Posted On: September 28, 2022

Ebony Hall, Director of Marketing & Communications

Becky Mattson created National Good Neighbor Day in the ’70s. According to the day’s website, by 1978, then-President Jimmy Carter had issued a proclamation calling on people “to observe such day with appropriate ceremonies and activities.” Organizers believe “good neighbors make great neighborhoods.” The day is observed on September 28 each year.

The National Good Neighbor Day website offers several tips on being a good neighbor, but the first one is simple: “It starts with hello.” Organizers refer to this “connection” as the first pillar of the Good Neighbor Mindset. When is the last time you introduced yourself to a new neighbor or even an old one?
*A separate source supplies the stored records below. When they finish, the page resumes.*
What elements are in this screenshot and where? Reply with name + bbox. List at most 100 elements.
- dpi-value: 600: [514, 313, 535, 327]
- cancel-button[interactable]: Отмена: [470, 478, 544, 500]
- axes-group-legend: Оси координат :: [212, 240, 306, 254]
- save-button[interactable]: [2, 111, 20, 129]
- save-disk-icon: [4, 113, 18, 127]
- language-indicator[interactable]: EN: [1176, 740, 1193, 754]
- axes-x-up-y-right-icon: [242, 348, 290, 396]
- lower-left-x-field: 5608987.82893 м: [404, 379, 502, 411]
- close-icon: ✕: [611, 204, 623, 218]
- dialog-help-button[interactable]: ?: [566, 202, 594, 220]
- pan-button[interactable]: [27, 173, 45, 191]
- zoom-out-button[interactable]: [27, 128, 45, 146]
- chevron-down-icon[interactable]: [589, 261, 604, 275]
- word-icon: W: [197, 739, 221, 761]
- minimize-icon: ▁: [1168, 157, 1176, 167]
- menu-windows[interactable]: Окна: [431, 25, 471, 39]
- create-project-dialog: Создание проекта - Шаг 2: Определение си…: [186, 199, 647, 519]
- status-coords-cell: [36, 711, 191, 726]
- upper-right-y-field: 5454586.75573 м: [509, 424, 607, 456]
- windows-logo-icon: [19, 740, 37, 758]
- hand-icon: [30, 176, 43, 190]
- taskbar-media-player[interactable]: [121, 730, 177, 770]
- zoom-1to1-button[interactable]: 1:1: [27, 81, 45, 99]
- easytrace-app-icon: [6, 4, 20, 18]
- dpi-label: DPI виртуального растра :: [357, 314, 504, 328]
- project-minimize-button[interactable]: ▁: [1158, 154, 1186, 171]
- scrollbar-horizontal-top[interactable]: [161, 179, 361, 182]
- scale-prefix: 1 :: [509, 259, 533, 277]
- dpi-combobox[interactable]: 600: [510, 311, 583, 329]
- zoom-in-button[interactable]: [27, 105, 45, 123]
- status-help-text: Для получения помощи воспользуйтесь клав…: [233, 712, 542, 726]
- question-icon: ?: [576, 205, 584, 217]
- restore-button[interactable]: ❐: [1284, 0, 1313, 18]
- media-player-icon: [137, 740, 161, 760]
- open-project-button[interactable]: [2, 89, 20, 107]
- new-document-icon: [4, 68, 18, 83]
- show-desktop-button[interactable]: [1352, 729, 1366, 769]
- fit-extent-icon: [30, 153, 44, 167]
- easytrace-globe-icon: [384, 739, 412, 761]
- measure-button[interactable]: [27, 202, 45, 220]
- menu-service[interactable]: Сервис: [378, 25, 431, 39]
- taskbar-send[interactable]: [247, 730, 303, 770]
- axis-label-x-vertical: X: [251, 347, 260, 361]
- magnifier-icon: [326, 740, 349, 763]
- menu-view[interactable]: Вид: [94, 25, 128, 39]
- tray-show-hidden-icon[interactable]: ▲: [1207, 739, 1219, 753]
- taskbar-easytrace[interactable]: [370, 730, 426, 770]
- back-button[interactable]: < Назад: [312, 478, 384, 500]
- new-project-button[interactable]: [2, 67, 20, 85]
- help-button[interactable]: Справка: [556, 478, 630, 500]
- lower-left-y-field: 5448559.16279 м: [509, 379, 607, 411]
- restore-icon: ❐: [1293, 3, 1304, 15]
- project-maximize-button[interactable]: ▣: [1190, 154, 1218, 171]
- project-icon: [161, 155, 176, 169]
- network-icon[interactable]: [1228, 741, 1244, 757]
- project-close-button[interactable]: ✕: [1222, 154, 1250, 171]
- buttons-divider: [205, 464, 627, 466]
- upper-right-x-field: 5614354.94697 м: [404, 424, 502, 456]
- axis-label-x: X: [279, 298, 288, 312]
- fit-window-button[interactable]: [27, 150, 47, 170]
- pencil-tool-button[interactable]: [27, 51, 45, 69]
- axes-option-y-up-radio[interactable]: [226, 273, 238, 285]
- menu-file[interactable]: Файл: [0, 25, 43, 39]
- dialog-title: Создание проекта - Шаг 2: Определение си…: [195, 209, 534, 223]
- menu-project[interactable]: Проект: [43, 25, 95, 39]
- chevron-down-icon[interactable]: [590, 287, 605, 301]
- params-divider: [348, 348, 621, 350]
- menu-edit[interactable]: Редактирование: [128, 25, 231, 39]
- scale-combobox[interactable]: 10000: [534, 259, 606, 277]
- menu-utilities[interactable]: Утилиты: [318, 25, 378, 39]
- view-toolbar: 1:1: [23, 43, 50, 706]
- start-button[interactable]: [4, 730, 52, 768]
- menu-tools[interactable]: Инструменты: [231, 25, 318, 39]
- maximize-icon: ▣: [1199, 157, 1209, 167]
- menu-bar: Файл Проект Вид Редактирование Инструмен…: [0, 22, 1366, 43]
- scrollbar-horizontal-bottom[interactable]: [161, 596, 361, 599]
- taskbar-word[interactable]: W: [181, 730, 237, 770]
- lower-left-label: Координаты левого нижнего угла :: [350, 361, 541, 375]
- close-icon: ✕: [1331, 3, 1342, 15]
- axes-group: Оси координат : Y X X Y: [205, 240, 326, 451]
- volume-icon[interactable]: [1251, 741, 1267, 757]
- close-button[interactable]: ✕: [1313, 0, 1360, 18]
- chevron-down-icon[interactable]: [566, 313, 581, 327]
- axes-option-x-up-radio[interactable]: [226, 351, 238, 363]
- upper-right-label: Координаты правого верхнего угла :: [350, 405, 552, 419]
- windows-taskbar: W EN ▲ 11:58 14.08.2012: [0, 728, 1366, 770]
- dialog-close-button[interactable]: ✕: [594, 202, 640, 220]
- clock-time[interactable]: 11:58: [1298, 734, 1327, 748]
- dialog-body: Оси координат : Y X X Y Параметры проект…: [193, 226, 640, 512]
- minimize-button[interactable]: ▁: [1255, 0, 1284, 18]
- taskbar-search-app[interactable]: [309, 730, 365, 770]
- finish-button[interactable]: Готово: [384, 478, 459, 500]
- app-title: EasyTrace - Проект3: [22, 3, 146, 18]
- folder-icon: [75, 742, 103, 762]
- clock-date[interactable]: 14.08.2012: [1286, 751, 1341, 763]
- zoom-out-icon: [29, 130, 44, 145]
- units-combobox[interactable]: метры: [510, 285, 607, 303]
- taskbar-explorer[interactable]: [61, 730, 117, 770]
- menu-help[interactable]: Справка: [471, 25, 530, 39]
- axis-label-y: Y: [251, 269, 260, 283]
To be a good neighbor you have to know your neighbors

Most of us do not know our neighbors. A 2018 Pew Research study found that 57% of Americans know only some of their neighbors. Just 26% said they know most of them. That same study also revealed social events with neighbors are rare. Fifty-eight percent said they never meet their neighbors at “parties or get-togethers.” Researchers say income influences the frequency of events as 53% “of Americans with annual household incomes of $75,000 say they have these gatherings, compared with about a third (36%) of those with incomes below $30,000.”

Other findings include:

  • Sixty-six percent of those surveyed would feel comfortable asking to leave a set of keys with them for emergencies
  • Forty percent of rural residents know all or most of their neighbors. Compare that to 24% of urban and 28% of suburban residents.

National Good Neighbor Day presents opportunity

National Good Neighbor Day allows us to think about how we grow neighborly relationships. In addition to connection, “invitation” is the next “pillar” of the Good Neighbor Mindset. You could invite your neighbors to gather in an effort of “celebration,” the third pillar.

“When it comes to birthdays, anniversaries, or milestone moments.. don’t miss out on congratulating them.”

The fourth pillar is “awareness,” keeping “your eyes and ears open” for safety’s sake. The fifth and final pillar is being available.

“Availability is the highest benefit of good neighbors,” the website reads. “When needed, show up to help and support others living around you.”